Autre point notable : l'expérience de jeu, frôlant déjà le désastre, parvient à son paroxysme le premier dialogue venu. Le doublage français d'abord hilarant est véritablement aberrant. Un accent russe mal interprété, entre la parodie et l'erreur de casting, ponctue chaque rencontre. Le ton monocorde, les traductions approximatives répétées : tout participe à l'ambiance -ratée- de Partisan. S'ajoutent à cela des musiques poussives, mélange de rock et d'électro en totale contradiction avec l'univers. Du grand art. Seuls les oiseaux s'en sortent, mais leurs gazouillis ne suffisent malheureusement pas à calmer nos nerfs déjà trop échauffés.
A l'issue de ce test, on est en droit de poser plusieurs suppositions pour expliquer le ratage d'un titre au potentiel gâché. Manque de temps, erreurs de développement, abus de vodka ? Quoi qu'il en soit, le dilemme a dû être cornélien pour l'éditeur au moment de la sortie. S'arrêter aux dix premières minutes de jeu semble être la seule solution salvatrice pour en sortir indemne et garder une bonne impression. Après quelques heures de jeu, c'est lessivé, les nerfs à vif et avec une furieuse envie de ne plus jamais se laisser avoir que l'on désinstalle le soft. Dommage.
- Graphismes13/20
Le point le plus positif du jeu, même si ça ne casse pas des briques. La végétation et les environnements sont soignés, la 3D correcte et certains effets (eau, explosion) plutôt réussis. En revanche, les personnages et les animations ne suivent pas.
- Jouabilité9/20
De bonnes idées, une composante RPG louable, mais le résultat n'est vraiment pas à la hauteur des attentes. La difficulté mal dosée est rageante, et l'action répétitive fera plier les plus courageux.
- Durée de vie10/20
Malgré les environnements variés et les quêtes diverses l'ennui gagne rapidement le joueur, qui va de lassitude en frustrations : difficile dans ce cas de continuer à jouer bien longtemps.
- Bande son7/20
Un gouffre sépare l'air mélodieux du menu et les musiques abjectes des niveaux, mal calées et sans rapport avec l'action. Mention spéciale pour le doublage français en tous points raté.
- Scénario6/20
Trame basique, quêtes fades, univers sans profondeur... Le scénario n'existe que pour justifier le jeu, et c'est bien déplorable.

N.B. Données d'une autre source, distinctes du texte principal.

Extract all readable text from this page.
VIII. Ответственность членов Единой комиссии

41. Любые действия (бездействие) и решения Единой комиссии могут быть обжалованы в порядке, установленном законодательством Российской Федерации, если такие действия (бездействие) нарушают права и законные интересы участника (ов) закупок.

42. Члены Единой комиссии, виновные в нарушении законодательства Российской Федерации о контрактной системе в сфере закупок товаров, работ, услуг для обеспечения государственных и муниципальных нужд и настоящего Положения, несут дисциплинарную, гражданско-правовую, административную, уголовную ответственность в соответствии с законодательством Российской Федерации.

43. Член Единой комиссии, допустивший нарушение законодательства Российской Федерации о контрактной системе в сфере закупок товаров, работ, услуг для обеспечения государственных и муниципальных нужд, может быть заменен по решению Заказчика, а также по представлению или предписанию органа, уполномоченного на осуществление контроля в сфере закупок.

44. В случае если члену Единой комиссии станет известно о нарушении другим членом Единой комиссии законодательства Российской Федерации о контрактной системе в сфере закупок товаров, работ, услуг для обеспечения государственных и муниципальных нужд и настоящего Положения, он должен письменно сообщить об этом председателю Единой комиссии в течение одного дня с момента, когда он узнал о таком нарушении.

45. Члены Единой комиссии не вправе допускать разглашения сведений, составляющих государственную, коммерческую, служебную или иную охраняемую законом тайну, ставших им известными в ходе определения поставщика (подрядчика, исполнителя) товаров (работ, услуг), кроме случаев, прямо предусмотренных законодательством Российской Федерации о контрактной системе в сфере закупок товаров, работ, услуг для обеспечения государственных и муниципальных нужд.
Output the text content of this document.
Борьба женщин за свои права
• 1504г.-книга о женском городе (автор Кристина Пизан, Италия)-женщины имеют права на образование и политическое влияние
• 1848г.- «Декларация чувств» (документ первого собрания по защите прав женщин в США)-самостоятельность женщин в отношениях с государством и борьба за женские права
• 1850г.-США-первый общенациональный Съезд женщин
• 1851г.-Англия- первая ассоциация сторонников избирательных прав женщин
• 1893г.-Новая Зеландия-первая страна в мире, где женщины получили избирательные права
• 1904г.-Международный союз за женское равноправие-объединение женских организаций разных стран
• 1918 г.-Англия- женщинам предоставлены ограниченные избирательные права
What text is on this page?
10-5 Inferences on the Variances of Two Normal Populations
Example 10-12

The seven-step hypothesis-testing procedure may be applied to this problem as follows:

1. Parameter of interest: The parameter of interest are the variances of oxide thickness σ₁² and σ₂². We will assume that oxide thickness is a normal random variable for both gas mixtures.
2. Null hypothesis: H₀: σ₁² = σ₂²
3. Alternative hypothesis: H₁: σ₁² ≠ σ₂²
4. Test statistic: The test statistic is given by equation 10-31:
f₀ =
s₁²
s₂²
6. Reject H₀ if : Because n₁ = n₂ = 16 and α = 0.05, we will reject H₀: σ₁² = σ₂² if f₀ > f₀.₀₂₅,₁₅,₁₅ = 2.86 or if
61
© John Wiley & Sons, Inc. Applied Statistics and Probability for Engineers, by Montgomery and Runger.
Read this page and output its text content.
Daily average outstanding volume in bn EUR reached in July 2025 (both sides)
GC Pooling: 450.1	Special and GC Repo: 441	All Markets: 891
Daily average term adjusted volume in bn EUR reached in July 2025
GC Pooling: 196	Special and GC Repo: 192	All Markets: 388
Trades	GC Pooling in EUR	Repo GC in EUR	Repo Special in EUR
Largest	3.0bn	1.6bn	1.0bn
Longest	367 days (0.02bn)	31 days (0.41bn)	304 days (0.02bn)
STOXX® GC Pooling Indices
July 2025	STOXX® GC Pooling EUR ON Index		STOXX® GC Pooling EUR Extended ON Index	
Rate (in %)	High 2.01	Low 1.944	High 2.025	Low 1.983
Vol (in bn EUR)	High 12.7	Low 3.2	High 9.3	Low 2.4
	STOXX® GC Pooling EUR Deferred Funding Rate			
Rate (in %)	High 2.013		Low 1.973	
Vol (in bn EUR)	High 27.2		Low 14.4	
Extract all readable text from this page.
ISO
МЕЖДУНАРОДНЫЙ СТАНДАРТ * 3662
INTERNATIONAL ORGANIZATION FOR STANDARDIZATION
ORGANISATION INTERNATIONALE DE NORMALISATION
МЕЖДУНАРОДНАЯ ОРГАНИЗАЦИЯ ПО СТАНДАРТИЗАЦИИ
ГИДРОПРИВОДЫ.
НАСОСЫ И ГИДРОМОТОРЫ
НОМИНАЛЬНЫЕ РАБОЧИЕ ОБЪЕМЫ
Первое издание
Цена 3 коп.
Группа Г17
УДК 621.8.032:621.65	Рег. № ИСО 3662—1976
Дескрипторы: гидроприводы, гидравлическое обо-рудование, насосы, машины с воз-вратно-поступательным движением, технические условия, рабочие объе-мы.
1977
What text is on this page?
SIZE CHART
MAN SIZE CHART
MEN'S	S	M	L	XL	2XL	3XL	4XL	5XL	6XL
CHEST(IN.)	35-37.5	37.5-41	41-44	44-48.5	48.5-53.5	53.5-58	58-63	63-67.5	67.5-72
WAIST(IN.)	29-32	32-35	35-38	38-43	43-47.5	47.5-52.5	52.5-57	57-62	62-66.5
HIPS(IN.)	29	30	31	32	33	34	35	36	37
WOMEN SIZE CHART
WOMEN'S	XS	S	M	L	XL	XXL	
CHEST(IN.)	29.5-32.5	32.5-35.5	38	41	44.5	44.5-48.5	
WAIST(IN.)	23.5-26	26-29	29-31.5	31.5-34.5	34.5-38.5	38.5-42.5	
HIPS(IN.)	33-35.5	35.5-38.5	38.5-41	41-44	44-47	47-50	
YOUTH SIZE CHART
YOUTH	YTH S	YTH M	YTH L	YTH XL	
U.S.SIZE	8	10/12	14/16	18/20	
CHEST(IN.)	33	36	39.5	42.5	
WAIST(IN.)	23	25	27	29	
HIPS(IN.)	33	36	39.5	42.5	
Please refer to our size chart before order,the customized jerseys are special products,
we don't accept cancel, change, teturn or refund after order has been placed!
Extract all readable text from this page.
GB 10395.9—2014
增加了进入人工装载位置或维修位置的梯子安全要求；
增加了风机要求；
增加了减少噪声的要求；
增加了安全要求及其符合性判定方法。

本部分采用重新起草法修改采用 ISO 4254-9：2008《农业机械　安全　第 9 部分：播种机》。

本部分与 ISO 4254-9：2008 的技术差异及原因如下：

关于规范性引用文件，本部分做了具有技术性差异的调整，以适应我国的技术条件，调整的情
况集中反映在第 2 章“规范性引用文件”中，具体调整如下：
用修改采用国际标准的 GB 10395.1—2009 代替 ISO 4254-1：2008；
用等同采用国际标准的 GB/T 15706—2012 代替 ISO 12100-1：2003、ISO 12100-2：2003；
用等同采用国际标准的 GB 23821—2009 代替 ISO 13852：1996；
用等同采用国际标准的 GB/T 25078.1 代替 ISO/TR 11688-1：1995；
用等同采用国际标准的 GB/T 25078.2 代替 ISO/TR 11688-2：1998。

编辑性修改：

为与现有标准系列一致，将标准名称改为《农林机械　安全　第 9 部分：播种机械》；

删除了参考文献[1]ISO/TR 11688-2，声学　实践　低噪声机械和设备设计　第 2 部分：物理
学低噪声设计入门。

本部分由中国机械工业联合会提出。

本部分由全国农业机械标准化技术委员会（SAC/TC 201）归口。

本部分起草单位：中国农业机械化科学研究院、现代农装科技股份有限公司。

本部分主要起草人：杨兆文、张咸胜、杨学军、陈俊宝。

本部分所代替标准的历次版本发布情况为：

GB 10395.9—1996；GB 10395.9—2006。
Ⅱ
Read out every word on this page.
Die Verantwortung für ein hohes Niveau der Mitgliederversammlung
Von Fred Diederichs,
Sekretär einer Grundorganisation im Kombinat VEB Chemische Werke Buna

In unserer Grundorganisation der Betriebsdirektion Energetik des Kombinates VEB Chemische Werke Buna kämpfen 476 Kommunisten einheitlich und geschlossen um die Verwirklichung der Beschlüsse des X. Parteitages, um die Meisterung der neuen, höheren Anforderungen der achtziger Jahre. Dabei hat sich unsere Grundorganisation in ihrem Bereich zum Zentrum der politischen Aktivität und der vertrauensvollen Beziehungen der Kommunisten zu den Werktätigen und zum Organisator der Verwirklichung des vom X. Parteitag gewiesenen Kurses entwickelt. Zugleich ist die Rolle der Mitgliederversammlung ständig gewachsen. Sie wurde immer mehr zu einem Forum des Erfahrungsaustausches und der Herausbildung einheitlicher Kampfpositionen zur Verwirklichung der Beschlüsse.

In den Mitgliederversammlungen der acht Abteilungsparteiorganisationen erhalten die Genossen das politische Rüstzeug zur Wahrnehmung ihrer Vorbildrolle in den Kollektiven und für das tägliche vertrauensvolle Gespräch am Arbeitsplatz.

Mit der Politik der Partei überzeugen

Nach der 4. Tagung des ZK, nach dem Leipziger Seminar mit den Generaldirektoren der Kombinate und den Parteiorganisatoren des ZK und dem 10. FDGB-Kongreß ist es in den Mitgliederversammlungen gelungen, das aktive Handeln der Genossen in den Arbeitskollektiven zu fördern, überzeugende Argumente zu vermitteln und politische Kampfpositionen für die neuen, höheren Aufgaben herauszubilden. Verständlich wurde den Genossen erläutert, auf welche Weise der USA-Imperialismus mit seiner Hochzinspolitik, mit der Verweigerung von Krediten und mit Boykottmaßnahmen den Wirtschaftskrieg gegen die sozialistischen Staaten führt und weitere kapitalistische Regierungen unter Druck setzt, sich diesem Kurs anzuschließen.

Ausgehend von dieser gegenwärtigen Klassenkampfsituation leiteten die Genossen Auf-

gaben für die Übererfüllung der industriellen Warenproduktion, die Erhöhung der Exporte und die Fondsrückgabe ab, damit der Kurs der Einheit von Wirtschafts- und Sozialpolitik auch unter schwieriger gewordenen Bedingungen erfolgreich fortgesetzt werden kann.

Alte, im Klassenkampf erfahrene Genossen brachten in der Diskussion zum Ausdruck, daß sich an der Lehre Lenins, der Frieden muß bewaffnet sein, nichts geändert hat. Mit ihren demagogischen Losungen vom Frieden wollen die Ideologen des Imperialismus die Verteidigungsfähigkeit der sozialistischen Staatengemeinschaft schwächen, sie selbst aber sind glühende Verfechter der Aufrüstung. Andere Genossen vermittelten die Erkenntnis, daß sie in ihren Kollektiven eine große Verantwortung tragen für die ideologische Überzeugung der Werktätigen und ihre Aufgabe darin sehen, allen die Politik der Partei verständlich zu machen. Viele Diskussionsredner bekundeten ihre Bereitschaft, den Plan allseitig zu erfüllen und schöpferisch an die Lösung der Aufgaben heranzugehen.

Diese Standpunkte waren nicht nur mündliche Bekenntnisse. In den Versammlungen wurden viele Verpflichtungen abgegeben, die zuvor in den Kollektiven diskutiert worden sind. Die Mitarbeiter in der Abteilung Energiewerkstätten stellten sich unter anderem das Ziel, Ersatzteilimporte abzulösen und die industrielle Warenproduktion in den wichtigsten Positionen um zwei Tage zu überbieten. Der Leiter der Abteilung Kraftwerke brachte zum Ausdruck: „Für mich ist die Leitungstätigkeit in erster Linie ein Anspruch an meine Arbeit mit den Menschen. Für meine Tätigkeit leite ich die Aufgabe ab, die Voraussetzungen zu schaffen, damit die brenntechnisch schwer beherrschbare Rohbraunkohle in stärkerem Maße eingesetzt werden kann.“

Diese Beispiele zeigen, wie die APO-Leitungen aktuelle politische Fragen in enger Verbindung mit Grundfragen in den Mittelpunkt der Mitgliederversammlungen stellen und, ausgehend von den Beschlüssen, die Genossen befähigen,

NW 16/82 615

« Attention : chez certaines personnes, l'utilisation de ce jeu nécessite des précautions d'emploi particulières ». L'avertissement au dos de la notice est avéré, et il vous faudra une sacrée ténacité et une mise en condition poussée pour profiter du jeu. C'est regrettable : Partisan possédait, c'est indéniable, un potentiel totalement sous-exploité. Le concept aurait pu être un tantinet plus efficace si le tout avait été mieux calibré. A éviter, tout simplement.